The Final Steps to Becoming Socratic at Home

In this journey toward becoming Socratic, there are only two more steps.

Step 4: Learn to be kind and tough.

At Acton, we use the terms “warm-hearted” and “tough-minded” to describe the character of a Socratic Guide.  It’s not enough to show empathy and affection. Nor is it effective to weigh too heavily on holding boundaries and delivering consequences.

Being truly Socratic is a balance between the two.

Warm-hearted behaviors include listening with your whole self, affirming with growth mindset praise and supporting (not intervening) through struggles with love and presence. It is usually the fear of not being loved that drives people to be overly warm-hearted. The risk carried with it is caring more about being a friend than being a guide/parent.

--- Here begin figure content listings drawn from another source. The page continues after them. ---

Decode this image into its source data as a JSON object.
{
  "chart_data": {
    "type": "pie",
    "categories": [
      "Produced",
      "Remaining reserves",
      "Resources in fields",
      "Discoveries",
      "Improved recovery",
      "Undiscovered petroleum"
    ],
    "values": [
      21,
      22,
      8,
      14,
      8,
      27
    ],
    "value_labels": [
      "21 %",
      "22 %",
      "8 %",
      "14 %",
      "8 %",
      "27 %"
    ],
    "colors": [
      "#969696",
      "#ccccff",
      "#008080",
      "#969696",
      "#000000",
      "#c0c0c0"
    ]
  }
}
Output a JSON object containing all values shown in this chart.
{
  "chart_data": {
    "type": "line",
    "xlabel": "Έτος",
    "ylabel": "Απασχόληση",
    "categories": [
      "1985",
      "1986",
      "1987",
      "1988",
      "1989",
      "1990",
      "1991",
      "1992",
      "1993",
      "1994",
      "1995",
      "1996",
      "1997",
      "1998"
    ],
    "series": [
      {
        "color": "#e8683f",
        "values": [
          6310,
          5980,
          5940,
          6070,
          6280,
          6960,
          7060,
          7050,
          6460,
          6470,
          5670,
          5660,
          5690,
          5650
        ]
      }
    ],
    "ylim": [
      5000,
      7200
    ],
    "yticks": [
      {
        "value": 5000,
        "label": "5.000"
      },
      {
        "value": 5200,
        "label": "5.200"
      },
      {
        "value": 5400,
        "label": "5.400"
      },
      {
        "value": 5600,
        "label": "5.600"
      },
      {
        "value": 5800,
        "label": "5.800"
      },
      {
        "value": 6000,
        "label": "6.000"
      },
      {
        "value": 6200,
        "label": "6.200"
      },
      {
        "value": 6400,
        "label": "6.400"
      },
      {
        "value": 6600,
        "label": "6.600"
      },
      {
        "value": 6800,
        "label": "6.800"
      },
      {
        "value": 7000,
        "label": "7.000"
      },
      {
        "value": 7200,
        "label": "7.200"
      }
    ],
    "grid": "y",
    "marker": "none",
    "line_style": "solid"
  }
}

On the other hand, tough-minded behaviors include sticking to your agreed upon schedule, being consistent with the delivery of consequences (ie, no special favors, or giving in because you are tired) and being crystal clear on limits and expectations. Here, the fear of losing control is what lies behind being overly tough-minded. The risk it carries is becoming a disciplinarian rather than a guide/parent.

We all lean more heavily toward one mindset and it takes self-awareness to know where you need to shift and grow.  It helps to have a partner for such growth. For example, in my family, I lean too heavily on being warm-hearted. Jeff leans too heavily on being tough-minded. We need each other to become more balanced. He teaches me to hold the lines consistently and I teach him to have more empathy.

Step 5: Unpush your own buttons.

I’m no psychologist but I do know what gets me riled up about my children is more about me than about them.  It’s taken years for me to recognize when my buttons are being pushed and to step back, take time and come back only when I can be fully present without heated emotions.

At Acton, we ask our guides to leave their own “stuff” at the door. In other words, don’t bring into the studio your frustrations, buttons ready to be pushed or hang ups. Come with fresh eyes and, when needed, pause and step back to get re-set.

This New York Times article gives a simple way to think about stepping back and re-framing the situation when your emotional buttons are pushed.

You are ready if you so choose to become more Socratic at home. Godspeed on your journey.